Sur le plan structurel, le Corsair II mesurait 14,06 mètres de long pour une envergure de 11,81 mètres, et possédait une surface alaire de 34,8 m². Sa cellule robuste permettait un cycle intensif de catapultages et d’appontages, et sa stabilité de vol en faisait une plateforme d’attaque idéale, notamment pour les missions en rase-mottes ou à basse altitude. Son cockpit, bien que compact, offrait une bonne visibilité vers l’avant, et les versions les plus modernes furent équipées de dispositifs compatibles avec des lunettes de vision nocturne. L’appareil pouvait être armé de bombes Mk 82, de bombes à fragmentation, de missiles AGM-65 Maverick, AGM-88 HARM, ainsi que de munitions guidées laser ou infrarouge.
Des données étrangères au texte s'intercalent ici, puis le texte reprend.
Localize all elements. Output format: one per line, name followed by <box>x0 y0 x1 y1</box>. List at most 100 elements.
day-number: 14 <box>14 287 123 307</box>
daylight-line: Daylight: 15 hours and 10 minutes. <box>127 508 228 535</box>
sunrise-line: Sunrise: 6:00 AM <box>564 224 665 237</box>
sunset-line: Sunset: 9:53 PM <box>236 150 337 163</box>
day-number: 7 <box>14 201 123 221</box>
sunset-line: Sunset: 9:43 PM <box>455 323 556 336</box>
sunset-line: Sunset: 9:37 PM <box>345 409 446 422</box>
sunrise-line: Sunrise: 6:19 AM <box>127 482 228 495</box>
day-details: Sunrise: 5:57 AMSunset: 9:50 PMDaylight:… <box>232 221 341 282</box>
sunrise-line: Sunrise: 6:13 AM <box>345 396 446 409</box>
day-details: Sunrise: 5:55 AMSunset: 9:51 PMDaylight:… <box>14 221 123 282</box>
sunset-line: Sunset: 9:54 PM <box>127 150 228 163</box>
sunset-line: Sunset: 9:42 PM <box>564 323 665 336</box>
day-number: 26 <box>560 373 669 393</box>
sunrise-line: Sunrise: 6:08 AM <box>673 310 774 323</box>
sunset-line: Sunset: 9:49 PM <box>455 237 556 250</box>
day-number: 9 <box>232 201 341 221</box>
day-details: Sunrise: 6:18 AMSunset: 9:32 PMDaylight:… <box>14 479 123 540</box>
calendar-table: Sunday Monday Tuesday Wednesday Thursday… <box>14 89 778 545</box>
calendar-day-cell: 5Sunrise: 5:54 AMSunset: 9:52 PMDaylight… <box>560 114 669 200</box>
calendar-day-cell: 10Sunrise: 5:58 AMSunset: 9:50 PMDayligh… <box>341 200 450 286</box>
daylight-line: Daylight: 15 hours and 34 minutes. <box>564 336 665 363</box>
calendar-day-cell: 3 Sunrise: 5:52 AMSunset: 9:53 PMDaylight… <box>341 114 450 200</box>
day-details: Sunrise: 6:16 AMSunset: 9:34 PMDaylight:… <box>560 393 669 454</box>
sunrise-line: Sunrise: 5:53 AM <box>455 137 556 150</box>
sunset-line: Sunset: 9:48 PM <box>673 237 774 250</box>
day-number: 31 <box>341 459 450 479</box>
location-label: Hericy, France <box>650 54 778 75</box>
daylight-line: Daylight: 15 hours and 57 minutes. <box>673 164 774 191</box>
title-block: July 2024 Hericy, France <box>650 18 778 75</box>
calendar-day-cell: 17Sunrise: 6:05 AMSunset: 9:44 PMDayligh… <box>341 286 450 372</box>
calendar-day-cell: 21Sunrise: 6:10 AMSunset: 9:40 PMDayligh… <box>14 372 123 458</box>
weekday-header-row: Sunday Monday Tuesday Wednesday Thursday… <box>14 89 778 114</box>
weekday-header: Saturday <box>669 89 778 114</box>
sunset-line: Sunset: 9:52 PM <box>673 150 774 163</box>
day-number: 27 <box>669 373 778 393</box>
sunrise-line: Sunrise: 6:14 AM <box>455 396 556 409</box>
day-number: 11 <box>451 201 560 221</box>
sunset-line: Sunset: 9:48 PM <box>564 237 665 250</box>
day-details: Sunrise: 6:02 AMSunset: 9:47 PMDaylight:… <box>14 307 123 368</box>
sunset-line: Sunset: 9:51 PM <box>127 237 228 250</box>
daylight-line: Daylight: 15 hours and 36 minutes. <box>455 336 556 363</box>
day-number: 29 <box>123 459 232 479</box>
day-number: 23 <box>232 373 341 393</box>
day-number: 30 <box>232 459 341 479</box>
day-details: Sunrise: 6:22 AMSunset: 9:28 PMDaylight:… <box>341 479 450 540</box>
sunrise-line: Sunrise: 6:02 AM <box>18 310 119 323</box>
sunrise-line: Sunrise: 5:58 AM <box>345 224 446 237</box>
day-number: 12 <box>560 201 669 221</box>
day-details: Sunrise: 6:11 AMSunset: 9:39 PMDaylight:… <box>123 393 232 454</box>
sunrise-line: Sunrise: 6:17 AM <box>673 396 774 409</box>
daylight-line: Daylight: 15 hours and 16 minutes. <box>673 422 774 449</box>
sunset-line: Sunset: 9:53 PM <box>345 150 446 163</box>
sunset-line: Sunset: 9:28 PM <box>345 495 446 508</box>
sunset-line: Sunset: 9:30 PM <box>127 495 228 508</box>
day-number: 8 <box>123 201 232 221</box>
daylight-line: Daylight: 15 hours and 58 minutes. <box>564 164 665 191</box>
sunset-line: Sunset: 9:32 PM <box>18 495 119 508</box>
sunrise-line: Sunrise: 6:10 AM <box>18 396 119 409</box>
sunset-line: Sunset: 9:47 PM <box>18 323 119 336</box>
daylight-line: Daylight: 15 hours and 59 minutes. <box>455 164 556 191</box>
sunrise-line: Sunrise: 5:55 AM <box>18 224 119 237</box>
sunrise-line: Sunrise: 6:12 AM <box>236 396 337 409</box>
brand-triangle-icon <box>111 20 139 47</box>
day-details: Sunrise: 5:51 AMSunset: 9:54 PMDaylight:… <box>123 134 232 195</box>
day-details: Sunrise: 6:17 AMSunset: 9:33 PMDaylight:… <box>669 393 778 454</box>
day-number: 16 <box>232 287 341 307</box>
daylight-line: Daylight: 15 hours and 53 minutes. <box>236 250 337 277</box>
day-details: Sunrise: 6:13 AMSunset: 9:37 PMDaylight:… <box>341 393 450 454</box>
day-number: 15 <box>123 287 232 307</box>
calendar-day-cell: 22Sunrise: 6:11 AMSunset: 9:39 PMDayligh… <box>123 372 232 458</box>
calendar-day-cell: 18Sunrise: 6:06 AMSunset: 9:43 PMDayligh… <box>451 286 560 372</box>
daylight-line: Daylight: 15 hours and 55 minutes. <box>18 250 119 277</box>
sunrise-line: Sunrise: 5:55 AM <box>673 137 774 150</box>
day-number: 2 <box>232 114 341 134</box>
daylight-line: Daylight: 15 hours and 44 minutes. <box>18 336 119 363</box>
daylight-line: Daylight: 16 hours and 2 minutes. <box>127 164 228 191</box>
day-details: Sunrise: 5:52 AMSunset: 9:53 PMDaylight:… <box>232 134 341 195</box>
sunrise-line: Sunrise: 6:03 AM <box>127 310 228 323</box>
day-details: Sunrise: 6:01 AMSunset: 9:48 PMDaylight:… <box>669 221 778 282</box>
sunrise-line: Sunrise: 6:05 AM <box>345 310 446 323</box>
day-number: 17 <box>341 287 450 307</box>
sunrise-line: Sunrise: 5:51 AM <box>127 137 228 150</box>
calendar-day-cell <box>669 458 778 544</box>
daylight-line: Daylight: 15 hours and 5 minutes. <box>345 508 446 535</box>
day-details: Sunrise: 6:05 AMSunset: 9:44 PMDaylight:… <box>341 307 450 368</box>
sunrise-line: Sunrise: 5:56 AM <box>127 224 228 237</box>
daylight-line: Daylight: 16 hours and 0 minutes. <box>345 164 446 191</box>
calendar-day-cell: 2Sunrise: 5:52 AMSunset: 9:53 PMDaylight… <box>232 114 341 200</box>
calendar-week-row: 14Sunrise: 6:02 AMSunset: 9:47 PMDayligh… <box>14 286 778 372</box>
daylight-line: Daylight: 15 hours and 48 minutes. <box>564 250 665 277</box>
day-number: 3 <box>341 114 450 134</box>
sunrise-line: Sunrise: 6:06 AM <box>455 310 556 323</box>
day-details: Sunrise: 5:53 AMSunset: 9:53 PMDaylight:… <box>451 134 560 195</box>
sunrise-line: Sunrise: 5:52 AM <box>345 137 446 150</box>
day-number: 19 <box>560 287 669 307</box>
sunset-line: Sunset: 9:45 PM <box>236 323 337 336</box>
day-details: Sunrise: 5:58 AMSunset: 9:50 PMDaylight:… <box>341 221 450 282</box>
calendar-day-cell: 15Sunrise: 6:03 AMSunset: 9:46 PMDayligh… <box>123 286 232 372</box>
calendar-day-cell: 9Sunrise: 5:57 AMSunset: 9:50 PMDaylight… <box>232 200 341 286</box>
Le retrait progressif du A-7 Corsair II débuta à la fin des années 1980, alors que les escadrons de l’US Navy furent rééquipés avec le McDonnell Douglas F/A-18A/B Hornet, plus polyvalent et capable de missions air-air. Le dernier escadron d’attaque embarqué équipé d’A-7E fut désactivé en 1991, peu après la fin de l’opération Desert Storm. Dans l’US Air Force, les appareils furent remplacés par des A-10 Thunderbolt II et des versions modernisées du F-16. En Grèce, les A-7H/E Corsair II restèrent en service jusqu’en 2014, preuve de la fiabilité et de la pertinence durable de cet appareil.
En définitive, le Vought A-7 Corsair II s’inscrit dans la tradition des avions d’attaque robustes, précis et techniquement bien nés. Sa carrière opérationnelle, son succès à l’export et sa contribution à des conflits majeurs illustrent la réussite d’un concept centré sur l’efficacité plutôt que sur la vitesse ou la manœuvrabilité. Il reste aujourd’hui l’un des derniers représentants d’une génération d’aéronefs conçus spécifiquement pour l’appui tactique embarqué, avant la montée en puissance des chasseurs multi-rôles plus sophistiqués.